EAGLE Star's parent group has moved to reassure its 500 Bournemouth staff after yesterday announcing 4,500 job losses across the world.

Eagle Star's owner Zurich Financial Services "does not expect large scale redundancies in Bournemouth. It's business as usual.

"But the head count in Bournemouth will probably fall through natural wastage," said Zurich spokesman Jane Hewin.

Jobs could go in Bournemouth over the long term through normal staff turnover but at this stage it was not possible to say how many would be affected.

Zurich yesterday ann-ounced 4,500 redundancies world-wide - 2,000 in the UK, Ireland, South Africa and Australia and 2,500 in the US, continental Europe and the rest of the world. The redundancies were reported on the front page of yesterday's Echo Town Edition.

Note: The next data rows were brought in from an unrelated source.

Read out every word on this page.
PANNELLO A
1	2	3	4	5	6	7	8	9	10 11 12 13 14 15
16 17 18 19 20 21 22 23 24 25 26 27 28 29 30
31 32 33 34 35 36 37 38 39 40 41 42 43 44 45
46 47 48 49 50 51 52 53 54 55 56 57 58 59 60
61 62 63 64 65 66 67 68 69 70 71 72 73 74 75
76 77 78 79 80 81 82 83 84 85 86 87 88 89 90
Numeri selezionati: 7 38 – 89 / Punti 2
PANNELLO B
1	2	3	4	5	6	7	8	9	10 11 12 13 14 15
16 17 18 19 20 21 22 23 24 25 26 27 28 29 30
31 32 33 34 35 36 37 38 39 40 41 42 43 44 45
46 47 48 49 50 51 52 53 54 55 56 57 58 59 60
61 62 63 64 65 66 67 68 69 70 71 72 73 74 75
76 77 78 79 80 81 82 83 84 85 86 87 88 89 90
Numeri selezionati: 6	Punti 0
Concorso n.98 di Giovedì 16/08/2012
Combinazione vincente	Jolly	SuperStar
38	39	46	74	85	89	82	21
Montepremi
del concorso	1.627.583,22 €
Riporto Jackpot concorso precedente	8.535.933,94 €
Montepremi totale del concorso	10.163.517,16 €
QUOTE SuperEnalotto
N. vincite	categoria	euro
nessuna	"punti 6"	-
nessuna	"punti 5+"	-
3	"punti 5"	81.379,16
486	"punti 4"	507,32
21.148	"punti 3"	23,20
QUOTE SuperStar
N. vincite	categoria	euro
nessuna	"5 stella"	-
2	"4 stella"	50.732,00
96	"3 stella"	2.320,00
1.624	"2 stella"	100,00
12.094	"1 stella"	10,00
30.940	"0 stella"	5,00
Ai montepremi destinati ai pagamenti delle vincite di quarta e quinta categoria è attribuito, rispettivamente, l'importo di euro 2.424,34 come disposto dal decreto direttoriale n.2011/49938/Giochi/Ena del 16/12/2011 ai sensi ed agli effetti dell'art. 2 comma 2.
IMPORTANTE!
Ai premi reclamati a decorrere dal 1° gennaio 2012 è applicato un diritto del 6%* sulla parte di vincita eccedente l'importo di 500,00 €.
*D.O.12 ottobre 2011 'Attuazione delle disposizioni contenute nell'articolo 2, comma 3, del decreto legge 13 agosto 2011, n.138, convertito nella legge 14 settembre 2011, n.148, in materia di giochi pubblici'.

Swiss-based Zurich - Europe's third largest insurer - is under pressure to cut costs by $1 billion (£637 million) after yesterday revealing interim losses of $2.03 billion (£1.29 billion).

Although its Eagle Star general insurance call centre on Richmond Hill is expected to escape the worst of the cuts, there would be: "a continued focus on cutting costs and improving productivity," said Ms Hewin.

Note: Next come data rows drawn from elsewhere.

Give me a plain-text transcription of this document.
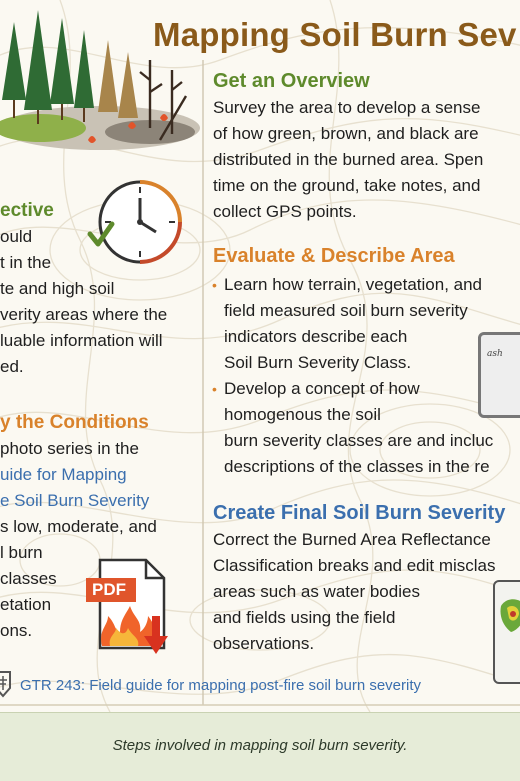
Mapping Soil Burn Sev
Get an Overview
Survey the area to develop a sense
of how green, brown, and black are
distributed in the burned area. Spen
time on the ground, take notes, and
collect GPS points.
ective
ould
t in the
te and high soil
verity areas where the
luable information will
ed.
Evaluate & Describe Area
• Learn how terrain, vegetation, and
field measured soil burn severity
indicators describe each
Soil Burn Severity Class.
• Develop a concept of how
homogenous the soil
burn severity classes are and incluc
descriptions of the classes in the re
ash
y the Conditions
photo series in the
uide for Mapping
e Soil Burn Severity
s low, moderate, and
l burn
classes
etation
ons.
PDF
Create Final Soil Burn Severity
Correct the Burned Area Reflectance
Classification breaks and edit misclas
areas such as water bodies
and fields using the field
observations.
GTR 243: Field guide for mapping post-fire soil burn severity
Steps involved in mapping soil burn severity.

"These are challenges that Bournemouth emp-loyees have been meeting and beating over previous months and years.

"The challenges they are facing are not unique to Zurich," she added, saying that poor performance by the world stock markets had hit insurers' investment returns.

Zurich has offices in around 60 countries and employs more than 70,000 people.

Its results for the six months to June 30 include special provisions of $2.7 billion (£1.72 billion) to cover an increase in its reserves and the writing off of $954 million (£608.1 million) from accounts.

Before those one-off costs, net profits for the period were $683 million (£435.3 million), compared with $861 million (£548.8 million) a year earlier.

Earlier this week it was reported that Zurich would look to strengthen its balance sheet through the issue of new shares worth up to $2.5 billion (£1.59 billion).

Despite the bottom-line losses, Zurich recorded 18 per cent growth in premium income to $20.7 billion (£13.2 billion) in the first half of the year.

Trade union Amicus has attacked the job cuts and accused Zurich of acting in haste. General secretary Roger Lyons said: "They have decided to slash and burn instead of looking at the longer term picture."